Unfortunately, we couldn't get first class tickets to Varanassi on the train. What a treat!!! I was quite amused, because Jette and Kjeld wanted to have "real" experiences. And they sure did this time!!!
I had forgotten that second class is really the ancient third class, so everyone, and I mean everyone, was in our car. We had booked berths, thank God, because at least we could sleep without someone sleeping in OUR beds. Did I say sleep? I think I managed a total of three hours out of fourteen.
First everyone talks at the top of their lungs and play games until at least 11:00pm. I finally switched off the light in our little part of the coach, and I thought that would end the games. But, the players moved about three feet and kept right on playing.
At midnight or 1:00am, the Indians crawled into their berths with about two or three others already sleeping. I know I am a bit chubby, but there is no way two westerners could sleep on one berth. But Indians slept two to a berth with children tucked in wherever there was a tiny space.
Then some guy threw his bed roll between Jette and me and crawled in.
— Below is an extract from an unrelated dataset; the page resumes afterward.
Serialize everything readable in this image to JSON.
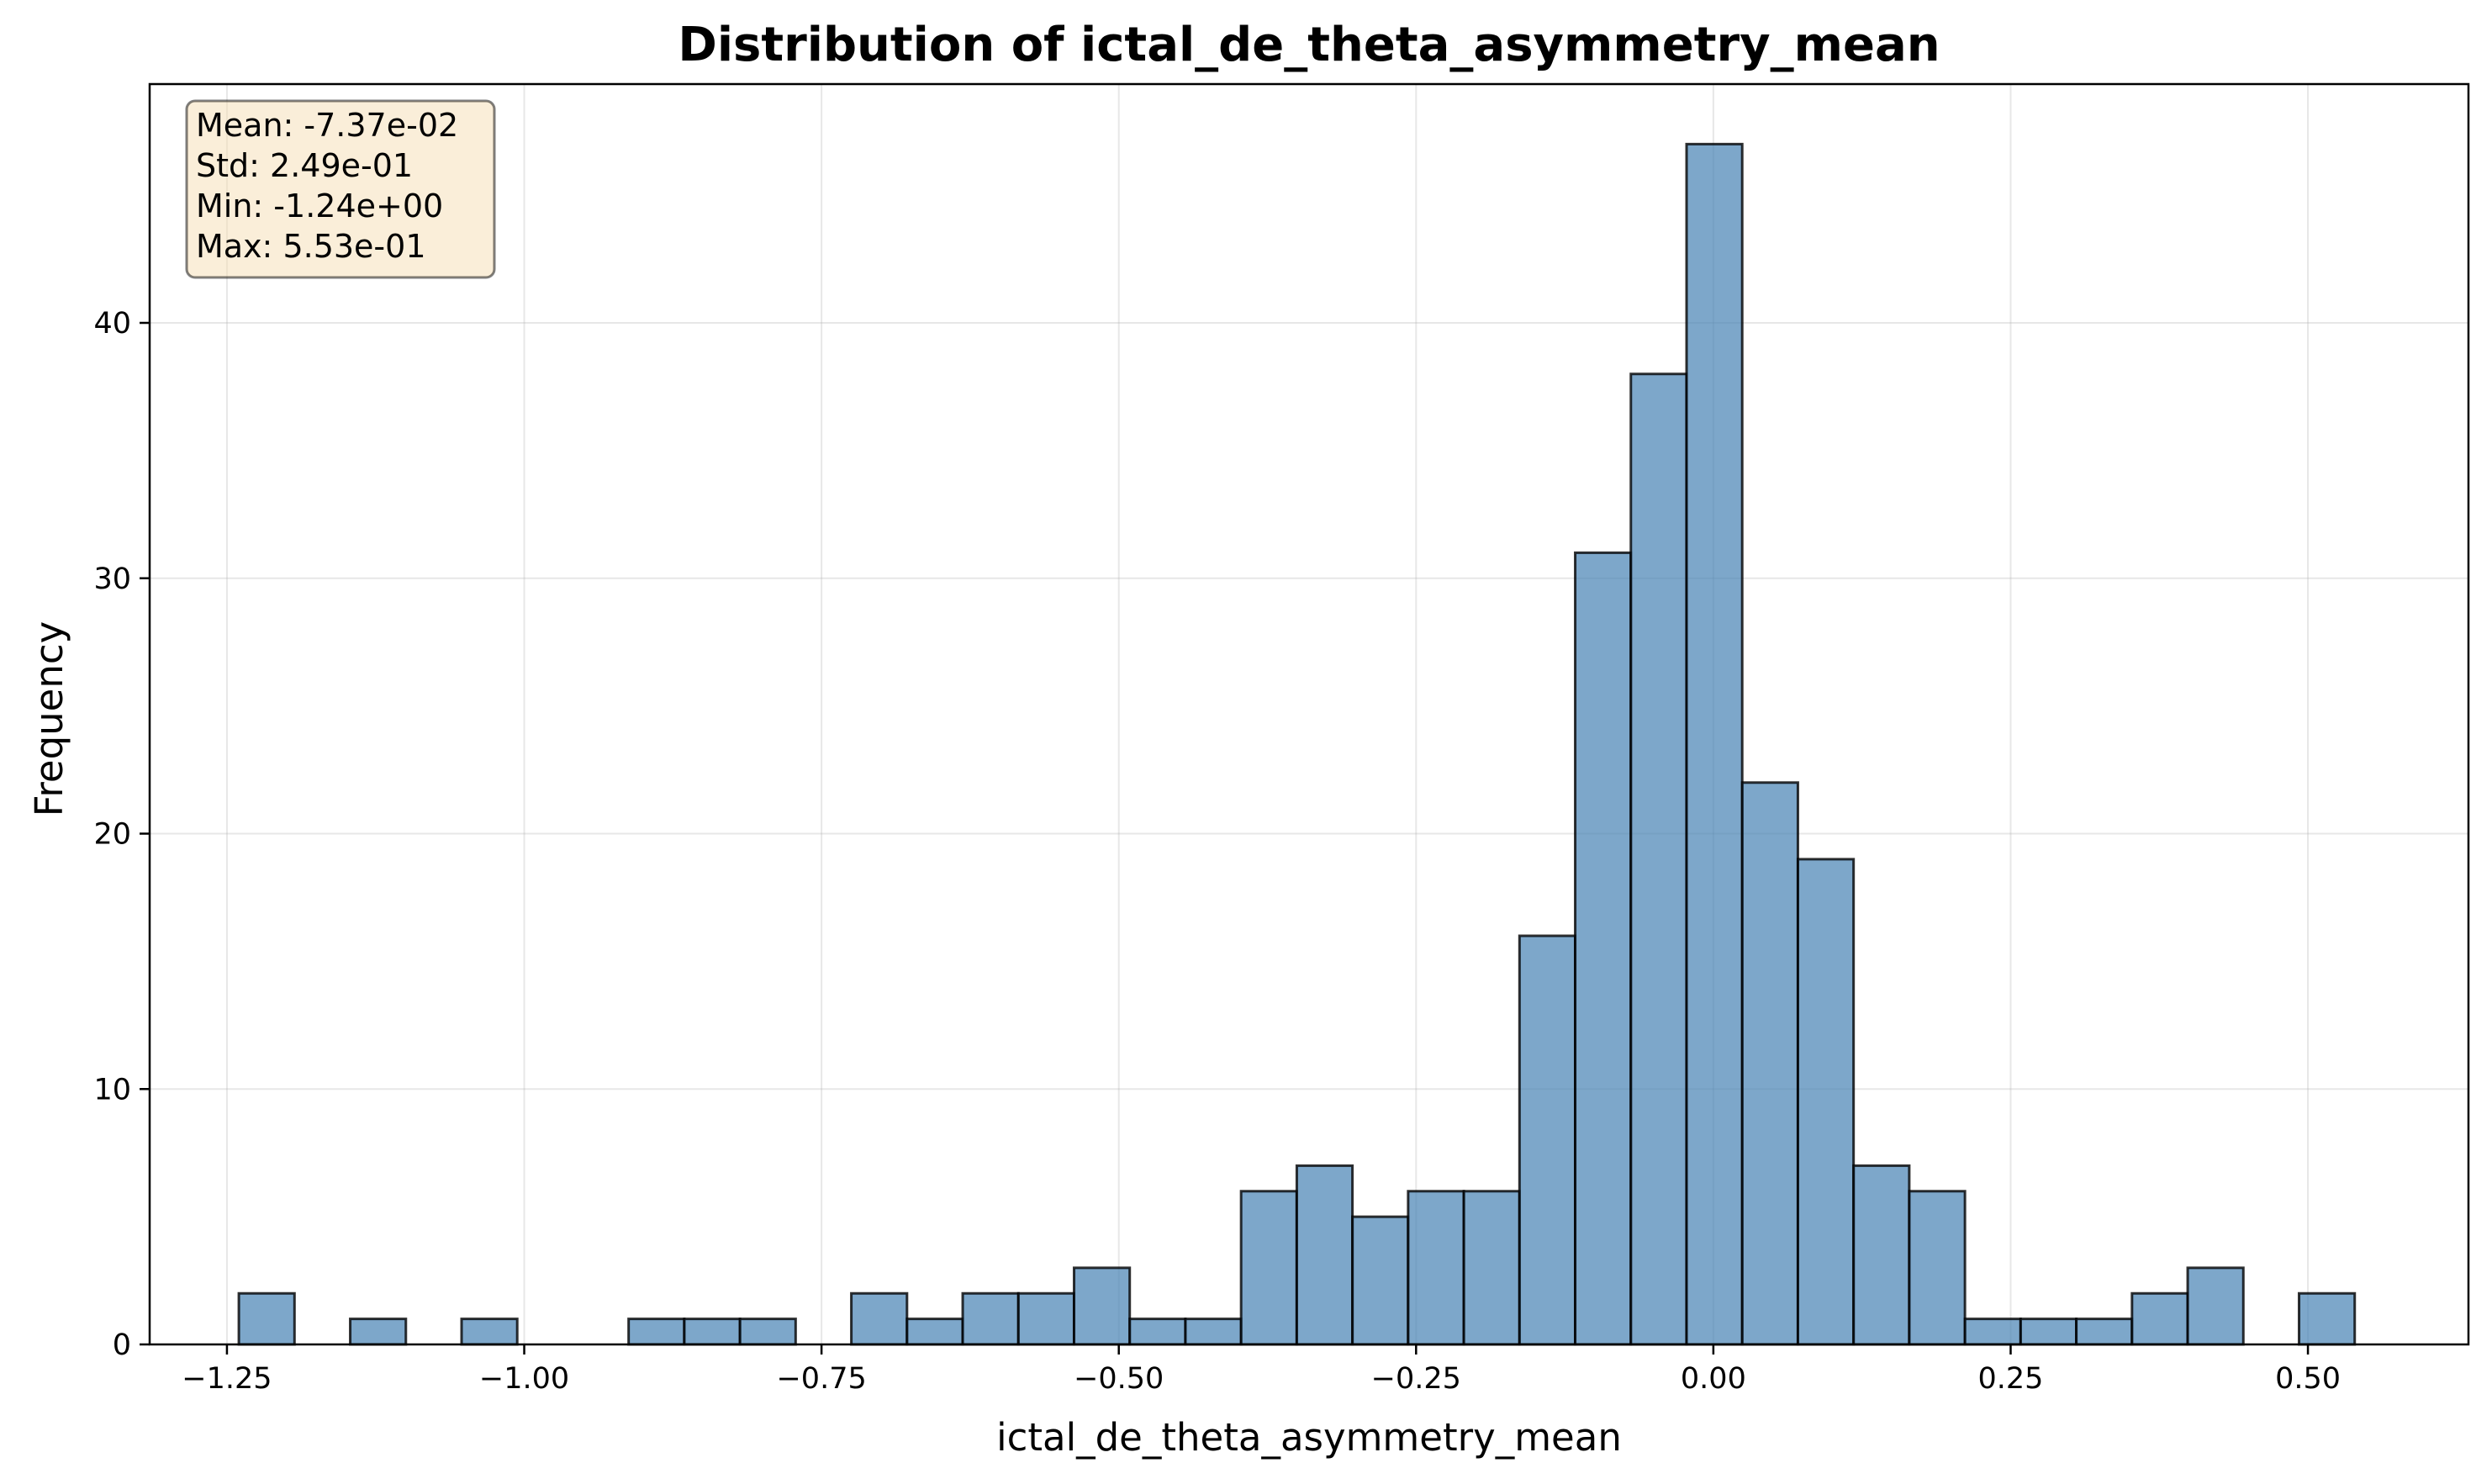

So we couldn't get out of our berths without stepping on his face. And why is that a problem??? Middle of the night bathroom breaks.
Okay, the bathroom. The women's toilet was a disgrace. Someone pooped on the floor and not just diarrhea. So I went to the men's and it was clean, though you had to squat. I am not the greatest squatter, and certainly not when the train is lurching, speeding up, putting on the brakes----well, you get my drift.
Then everyone is in their beds, the lights are out and the snoring begins. Two guys in the berth above me had a regular concert, taking turns delivering up an opera of amazing variations. Then just as I am about to fall into a coma, a train with a lamenting wail goes by and continues the sound for the next ten minutes.Was there a funeral somewhere?
Going by a railray station, a woman's voice shouted out the name of trains and their numbers. At first I thought there was some kind of lottery going on and she was screeching the winning tickets, but alas it never ended.
Most trains in Europe have this wonderful consistent sound going back and forth over the tracks---clippety clop, clippety clop---not here. The train swayed and our belly fat was like jelly, flying back and forth across our body. The ultimate insult: we couldn't properly close our windows, so the wind raced in and it was cold. I covered my head with my shawl and hoped to keep warm. Well, we know what we will need to buy if we don't get an upgrade going back to Delhi.